“I’m going with her,” I tell everyone and no one at the same time.
It isn’t a question, isn’t up for debate. I don’t care if Andrea wants to go with her. Or if Dean needs to see his daughter being worked on. I give zero shits about anyone else but her. I’ve almost lost her once.
Never again.
“Take my truck.” I follow the paramedics into the ambulance and throw my keys, not caring who grabs them.
Poppy codes three more times on the way to the hospital. And every single time, another piece of my soul shatters right along with the flatline on the monitor.
By the time they unload her, I’m barely holding on to my sanity. When I try to follow her, a nurse stops me with one hand on my chest.
“You can’t,” she says simply. “Go to the waiting room. I’ll come get you when I know something.”
After one long second, I nod.
I know better than to argue with a nurse, especially when Poppy’s life is the one at stake.
When I step into the waiting room, the doors from the outside are opening and our families rush in together.
“Anything?” Andrea’s eyes seek out mine with hope, but I shake my head.
Swallowing down the bile that has been sitting at the base of my throat since the first time Poppy’s heart stopped in the ambulance, I pull her into a hug to keep her from seeing the devastation on my face.
“Her heart stopped in the ambulance. Three times.” I don’t bother sparing any of them the information that I know I’d want in their situation.
Dean is there, his hand on my shoulder. “Is she?”
“No.” I clear my throat. “They’re working on her, but she’s alive.”
Andrea starts crying again, this time against my chest, and I feel Dean’s hand clench and then release my shoulder in a silent show of support.
“Then we wait.” He coughs, hiding the tears I can see in his eyes when I look over my shoulder at him. “Because she’s a fighter. We all know it.”
With a nod, I take the seat closest to the doors, needing to be as close to her as possible. The entire time, wondering if I’ll have the chance to beg for her forgiveness. God wouldn’t take her away from me like this. Not after the life she’s lived.
“I love her,” I finally tell my mom hours later while my eyes are locked on the doors.
She grabs my hand in hers and squeezes tightly. “I know you do.”
“I’m gonna marry her.”
I haven’t said those words out loud. Not since I was eighteen years old and she was sixteen.
My mom’s eyes fill with tears, and she nods. “I know. You’re gonna need your grandmother’s ring and not the one you bought as a child. Come get it when you’re ready. She’d want you to have it. She always wanted it to go to you and Poppy.”
My dad, on the other side, brings his hand down onto my shoulder, pulling me into a half hug. “I’m glad you’re pulling your head out of your ass, even if it’s a little late.”
“In my defense,” I can’t help but tell him, “Finn already convinced me, before they even got to the campsite, to go after her. Life just decided to kick me in the balls for taking so long to realize it.”

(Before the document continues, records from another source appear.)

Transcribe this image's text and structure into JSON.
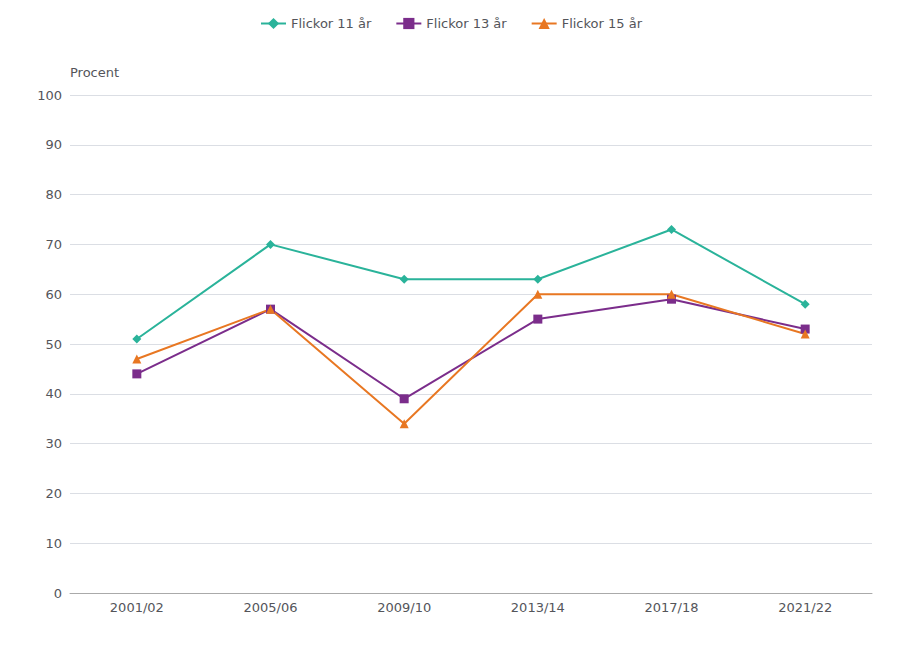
{
  "chart_data": {
    "type": "line",
    "ylabel": "Procent",
    "categories": [
      "2001/02",
      "2005/06",
      "2009/10",
      "2013/14",
      "2017/18",
      "2021/22"
    ],
    "series": [
      {
        "name": "Flickor 11 år",
        "color": "#2ab39a",
        "marker": "diamond",
        "values": [
          51,
          70,
          63,
          63,
          73,
          58
        ]
      },
      {
        "name": "Flickor 13 år",
        "color": "#7b2d8b",
        "marker": "square",
        "values": [
          44,
          57,
          39,
          55,
          59,
          53
        ]
      },
      {
        "name": "Flickor 15 år",
        "color": "#e87722",
        "marker": "triangle",
        "values": [
          47,
          57,
          34,
          60,
          60,
          52
        ]
      }
    ],
    "ylim": [
      0,
      100
    ],
    "yticks": [
      0,
      10,
      20,
      30,
      40,
      50,
      60,
      70,
      80,
      90,
      100
    ],
    "grid": true,
    "legend": "top"
  }
}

Before anyone can agree with my idiocy, the waiting room doors open again, and I hold my breath. The first time they opened, it’d been someone leaving the emergency room. The other six times they opened weren’t for us, either, so I’m afraid to get my hopes up.

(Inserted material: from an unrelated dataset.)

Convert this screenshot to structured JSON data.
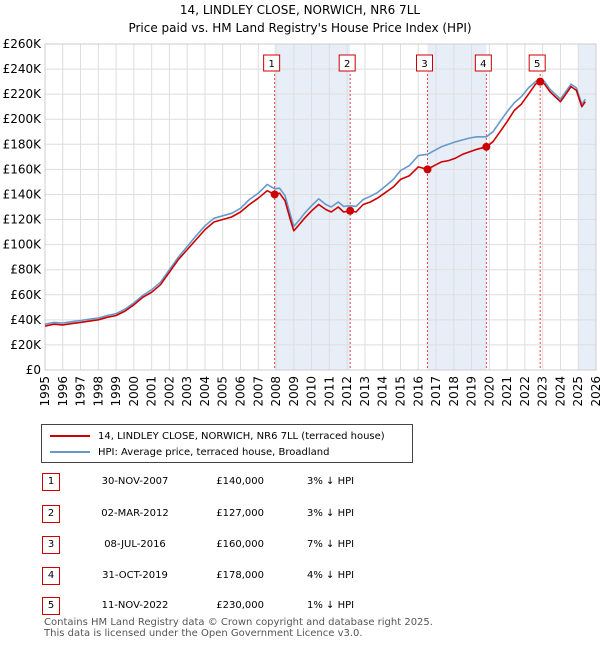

“For Poppy Blake.” The same nurse from before moves immediately to stand in front of me, her face completely unreadable.
In my entire life, I’ve never been unable to face anything. Bullets, grenades, the death of my friends or my sister. None of it compares to the anxiety and fear that eats through my gut in the five seconds it takes for her to open her mouth.
“She’s stable.”
Those two words knock all the oxygen out of my lungs, until I have to force myself to breathe.